Who Will Be a Witness for My Lord?

About

“Who will be a witness for my lord?” arranged by Joel Thompson

Performers

Joel Thompson is building a reputation as an artist with a forthright focus on social justice. National attention followed the 2015 debut of his composition Seven Last Words of the Unarmed, which put the dying words of African American men at the center of an unusually powerful choral work. For his VocalEssence commissioned arrangement of Who Will Be a Witness for My Lord?, Thompson found himself returning to an early strength.

“I got my start in composition through arranging,” Thompson said. “I had an a cappella group in high school and college with my brother, sister, and two other friends, and I found a way to imbue my arrangements for our group with a style specific to me—my friends would say ‘That’s a Joel arrangement’ because they could hear it in the chords and in the form.”

“I set out to create an arrangement of Who Will Be a Witness for My Lord? that would infuse it with black identity,” said Thompson. “I wanted the listener to be able to hear those nuances that would come from singers raised in a black church tradition.”

It’s the sound of Thompson’s own heritage. “I’m black, and the boundaries of the communities I identify with fluctuate, because I’m also an immigrant: a Jamaican-American who moved to the U.S. when I was 10. Anytime I sit down to compose, I’m hoping to benefit one of the communities I’m a part of.”

He brought balance to Who Will Be a Witness for My Lord? by writing new verses. “The first verse celebrates Samson, and I figure if we were talking about him, why not talk about Esther, one of the most famous females in the Bible?

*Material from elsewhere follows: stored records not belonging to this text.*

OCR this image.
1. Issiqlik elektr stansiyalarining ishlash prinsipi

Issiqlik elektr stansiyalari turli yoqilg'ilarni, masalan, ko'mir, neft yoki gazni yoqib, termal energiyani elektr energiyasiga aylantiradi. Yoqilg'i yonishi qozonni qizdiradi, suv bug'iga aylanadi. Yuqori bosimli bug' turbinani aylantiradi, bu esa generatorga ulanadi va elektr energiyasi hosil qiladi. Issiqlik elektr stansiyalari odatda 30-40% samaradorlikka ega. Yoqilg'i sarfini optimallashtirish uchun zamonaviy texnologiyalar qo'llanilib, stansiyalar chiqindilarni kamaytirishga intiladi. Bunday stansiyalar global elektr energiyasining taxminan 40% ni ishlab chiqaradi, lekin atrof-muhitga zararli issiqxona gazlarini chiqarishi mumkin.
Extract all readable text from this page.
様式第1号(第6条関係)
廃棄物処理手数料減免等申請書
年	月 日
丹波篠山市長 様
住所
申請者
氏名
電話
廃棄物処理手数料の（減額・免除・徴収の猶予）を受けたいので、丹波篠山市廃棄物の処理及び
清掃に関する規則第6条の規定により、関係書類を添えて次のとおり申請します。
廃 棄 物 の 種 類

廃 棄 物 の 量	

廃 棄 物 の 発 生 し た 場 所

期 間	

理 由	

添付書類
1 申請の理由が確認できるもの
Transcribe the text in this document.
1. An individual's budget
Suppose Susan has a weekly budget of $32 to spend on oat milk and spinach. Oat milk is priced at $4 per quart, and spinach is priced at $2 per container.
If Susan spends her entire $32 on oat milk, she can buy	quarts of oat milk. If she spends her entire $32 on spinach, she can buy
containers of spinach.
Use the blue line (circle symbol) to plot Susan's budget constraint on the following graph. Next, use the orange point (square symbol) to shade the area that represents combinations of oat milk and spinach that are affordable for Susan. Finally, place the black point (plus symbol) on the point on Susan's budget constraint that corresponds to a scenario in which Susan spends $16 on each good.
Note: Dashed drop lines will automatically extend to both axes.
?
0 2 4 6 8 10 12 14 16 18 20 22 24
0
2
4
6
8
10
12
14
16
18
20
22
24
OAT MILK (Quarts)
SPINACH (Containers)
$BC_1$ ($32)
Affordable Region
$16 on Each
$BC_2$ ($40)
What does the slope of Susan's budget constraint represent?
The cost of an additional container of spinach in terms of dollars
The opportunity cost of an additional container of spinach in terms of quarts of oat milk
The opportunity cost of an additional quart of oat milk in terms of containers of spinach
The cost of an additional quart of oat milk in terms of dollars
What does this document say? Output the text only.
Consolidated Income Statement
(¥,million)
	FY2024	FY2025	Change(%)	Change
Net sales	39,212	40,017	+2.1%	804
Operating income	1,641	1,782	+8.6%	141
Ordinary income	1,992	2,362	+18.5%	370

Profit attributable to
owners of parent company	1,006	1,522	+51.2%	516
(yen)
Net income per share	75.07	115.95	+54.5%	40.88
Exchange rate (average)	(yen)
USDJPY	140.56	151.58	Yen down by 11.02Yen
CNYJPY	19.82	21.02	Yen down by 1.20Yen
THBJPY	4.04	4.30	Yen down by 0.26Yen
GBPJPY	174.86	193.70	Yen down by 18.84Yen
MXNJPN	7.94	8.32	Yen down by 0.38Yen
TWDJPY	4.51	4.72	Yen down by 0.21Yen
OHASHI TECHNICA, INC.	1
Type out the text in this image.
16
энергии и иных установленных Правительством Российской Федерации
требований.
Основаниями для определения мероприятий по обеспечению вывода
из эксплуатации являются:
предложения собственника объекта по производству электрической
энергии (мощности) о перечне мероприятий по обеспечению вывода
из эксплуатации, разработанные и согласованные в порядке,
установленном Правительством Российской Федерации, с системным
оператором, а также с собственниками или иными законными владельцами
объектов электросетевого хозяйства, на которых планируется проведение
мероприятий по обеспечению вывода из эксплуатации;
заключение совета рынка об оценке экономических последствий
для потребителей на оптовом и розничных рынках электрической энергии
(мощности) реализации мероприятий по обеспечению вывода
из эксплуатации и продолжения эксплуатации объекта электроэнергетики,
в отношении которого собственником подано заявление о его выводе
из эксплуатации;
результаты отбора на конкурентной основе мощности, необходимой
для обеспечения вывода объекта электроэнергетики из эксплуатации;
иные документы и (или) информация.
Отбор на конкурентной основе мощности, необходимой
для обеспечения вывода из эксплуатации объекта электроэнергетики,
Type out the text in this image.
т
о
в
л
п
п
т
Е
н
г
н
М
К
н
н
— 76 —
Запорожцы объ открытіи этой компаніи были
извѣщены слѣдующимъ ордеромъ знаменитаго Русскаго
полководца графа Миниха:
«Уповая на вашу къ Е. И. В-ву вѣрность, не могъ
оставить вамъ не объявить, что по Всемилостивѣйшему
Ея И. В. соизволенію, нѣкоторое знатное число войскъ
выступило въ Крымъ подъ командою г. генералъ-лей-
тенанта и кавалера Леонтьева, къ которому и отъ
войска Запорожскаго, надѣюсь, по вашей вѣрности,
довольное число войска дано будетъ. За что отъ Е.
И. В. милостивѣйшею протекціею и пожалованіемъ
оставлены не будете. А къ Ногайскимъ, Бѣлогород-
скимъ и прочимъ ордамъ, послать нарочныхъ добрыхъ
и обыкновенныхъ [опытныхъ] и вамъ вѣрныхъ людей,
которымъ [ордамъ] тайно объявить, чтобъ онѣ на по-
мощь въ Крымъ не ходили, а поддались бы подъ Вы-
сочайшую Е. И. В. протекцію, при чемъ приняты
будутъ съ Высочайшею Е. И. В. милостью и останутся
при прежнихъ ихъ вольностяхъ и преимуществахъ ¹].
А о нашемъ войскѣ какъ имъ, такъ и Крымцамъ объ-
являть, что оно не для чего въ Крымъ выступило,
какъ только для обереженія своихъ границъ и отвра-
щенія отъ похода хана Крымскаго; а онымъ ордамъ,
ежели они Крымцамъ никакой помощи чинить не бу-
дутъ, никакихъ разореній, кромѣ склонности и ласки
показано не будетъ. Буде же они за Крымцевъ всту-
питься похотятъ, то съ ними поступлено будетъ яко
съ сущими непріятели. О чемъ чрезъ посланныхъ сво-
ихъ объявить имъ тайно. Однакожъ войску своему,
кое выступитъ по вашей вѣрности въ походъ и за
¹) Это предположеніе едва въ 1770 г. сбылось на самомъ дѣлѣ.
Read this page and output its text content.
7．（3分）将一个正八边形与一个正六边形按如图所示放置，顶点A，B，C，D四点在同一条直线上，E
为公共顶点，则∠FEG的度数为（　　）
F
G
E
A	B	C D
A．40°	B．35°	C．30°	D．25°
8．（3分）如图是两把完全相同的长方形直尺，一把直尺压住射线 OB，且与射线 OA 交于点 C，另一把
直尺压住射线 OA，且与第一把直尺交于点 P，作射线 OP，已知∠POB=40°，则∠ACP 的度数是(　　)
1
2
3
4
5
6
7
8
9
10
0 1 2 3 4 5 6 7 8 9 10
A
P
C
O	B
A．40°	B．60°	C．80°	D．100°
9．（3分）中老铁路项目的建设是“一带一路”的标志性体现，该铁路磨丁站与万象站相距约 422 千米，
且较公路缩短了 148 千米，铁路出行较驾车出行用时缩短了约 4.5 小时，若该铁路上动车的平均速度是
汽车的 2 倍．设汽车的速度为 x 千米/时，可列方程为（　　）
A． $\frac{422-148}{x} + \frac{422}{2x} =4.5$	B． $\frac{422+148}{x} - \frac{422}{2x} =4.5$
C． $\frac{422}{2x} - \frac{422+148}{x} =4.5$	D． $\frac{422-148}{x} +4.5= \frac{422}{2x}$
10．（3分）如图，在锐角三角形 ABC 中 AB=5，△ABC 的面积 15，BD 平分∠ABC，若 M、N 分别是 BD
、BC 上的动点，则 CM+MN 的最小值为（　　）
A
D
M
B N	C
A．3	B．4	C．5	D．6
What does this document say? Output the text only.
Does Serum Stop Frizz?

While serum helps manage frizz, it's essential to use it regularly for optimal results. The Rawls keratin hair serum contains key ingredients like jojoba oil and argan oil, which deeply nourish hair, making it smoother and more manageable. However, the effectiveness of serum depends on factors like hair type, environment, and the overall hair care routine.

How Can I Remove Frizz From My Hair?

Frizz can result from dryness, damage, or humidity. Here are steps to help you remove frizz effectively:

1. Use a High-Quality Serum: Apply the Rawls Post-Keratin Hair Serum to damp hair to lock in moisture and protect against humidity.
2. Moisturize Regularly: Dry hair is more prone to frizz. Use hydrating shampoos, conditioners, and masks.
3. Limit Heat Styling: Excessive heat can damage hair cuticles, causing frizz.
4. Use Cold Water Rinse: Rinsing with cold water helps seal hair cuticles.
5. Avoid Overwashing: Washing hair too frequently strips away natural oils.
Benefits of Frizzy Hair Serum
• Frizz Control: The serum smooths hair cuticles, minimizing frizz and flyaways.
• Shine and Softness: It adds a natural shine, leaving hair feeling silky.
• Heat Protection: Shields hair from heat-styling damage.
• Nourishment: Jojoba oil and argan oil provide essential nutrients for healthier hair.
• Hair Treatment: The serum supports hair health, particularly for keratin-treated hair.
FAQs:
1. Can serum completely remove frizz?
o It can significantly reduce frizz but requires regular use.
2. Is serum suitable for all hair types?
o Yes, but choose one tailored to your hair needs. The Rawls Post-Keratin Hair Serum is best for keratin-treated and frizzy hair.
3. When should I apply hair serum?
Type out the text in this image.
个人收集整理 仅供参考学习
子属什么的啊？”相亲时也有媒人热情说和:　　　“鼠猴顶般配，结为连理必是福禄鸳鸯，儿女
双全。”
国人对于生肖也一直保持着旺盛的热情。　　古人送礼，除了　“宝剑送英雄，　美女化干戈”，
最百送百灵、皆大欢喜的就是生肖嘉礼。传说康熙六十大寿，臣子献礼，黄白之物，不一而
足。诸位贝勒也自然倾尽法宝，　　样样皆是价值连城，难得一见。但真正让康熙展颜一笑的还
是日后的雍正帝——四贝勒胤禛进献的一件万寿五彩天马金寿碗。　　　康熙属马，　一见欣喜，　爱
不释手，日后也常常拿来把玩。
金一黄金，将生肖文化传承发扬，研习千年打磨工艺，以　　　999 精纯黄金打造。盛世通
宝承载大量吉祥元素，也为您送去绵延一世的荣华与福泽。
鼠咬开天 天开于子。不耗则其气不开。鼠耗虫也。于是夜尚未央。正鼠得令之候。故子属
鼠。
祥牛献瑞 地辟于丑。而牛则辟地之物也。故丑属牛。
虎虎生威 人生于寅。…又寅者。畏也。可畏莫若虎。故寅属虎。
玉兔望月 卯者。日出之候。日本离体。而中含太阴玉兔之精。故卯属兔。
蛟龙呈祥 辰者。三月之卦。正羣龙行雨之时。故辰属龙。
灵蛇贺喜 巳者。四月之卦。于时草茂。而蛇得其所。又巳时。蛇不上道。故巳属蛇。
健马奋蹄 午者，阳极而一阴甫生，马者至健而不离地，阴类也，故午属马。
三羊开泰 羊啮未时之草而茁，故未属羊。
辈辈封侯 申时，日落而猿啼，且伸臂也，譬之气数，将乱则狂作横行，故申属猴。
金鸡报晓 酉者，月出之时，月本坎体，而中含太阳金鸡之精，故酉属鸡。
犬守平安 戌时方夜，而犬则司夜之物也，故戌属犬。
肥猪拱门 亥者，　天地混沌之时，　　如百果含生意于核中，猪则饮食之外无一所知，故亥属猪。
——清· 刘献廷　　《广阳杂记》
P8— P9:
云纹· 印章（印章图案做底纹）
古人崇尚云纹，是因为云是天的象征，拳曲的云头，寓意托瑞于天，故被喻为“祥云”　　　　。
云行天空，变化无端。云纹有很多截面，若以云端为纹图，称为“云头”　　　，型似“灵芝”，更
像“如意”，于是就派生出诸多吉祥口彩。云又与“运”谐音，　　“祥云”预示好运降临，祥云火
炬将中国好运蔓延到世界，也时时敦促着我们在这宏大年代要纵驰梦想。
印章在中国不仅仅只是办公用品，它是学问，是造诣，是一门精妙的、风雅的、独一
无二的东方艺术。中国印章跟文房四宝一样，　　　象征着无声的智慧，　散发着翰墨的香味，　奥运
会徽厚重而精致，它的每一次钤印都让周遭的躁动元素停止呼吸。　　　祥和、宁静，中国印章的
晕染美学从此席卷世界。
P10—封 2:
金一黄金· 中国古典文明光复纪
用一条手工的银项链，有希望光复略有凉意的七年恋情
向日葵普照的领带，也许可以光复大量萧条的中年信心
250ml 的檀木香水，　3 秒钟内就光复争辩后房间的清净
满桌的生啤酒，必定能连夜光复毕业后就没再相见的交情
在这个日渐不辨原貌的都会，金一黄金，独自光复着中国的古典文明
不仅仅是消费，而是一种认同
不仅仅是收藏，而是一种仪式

I set out to explain how Esther was a witness for the Lord in four lines, and you wouldn’t think that would take too long to write—but I didn’t want the lines to feel anachronistic. They had to feel like a part of the original work. Doing that within the limits of the metrical rhythm and rhyme scheme was the most challenging part of the arrangement.”

The musical approach came easier. “Spirituals leave room for improvisation around a known melody. By the time audiences hear the second verse telling Esther’s story, they will be anticipating a variation on what they heard in the first verse. In that verse, Samson’s verse, the sopranos have the melody the entire time, so in Esther’s verse, I gave it to the tenors, and changed its contour to highlight different voices and accentuate different parts of the words.”

“Spirituals work for me in this way: when I’m at an emotional low point, it’s always a song that comes to me and provides me with solace,” Thompson said, reflecting on the form. “Or, I experience moments of great joy, and a song comes with me in that moment. Connected through culture and spirituality and history, spirituals come to me when I need them.”

“These songs that are directly connected to the existence of African slaves in America. Through the lens of Christian theology, spirituals express deep pathos, yearning for freedom, sorrow, joy—all tied to that experience. Who Will Be a Witness for My Lord? isn’t rooted in grief; it’s a call for action, and I love that. It gives examples of people who exhibited strength and then turns to the listener and asks, ‘Who will be a Witness for my Lord?’ I feel like there is so much complacency, so much hoping someone else will take care of it in the world right now. This spiritual has the attitude of, ‘Esther did it. Samson did it. Who is going to do it? You have to do it. I want the audience to take that piece of ‘I will be a witness for my Lord!’ away with them—to be the thing that gets them going!”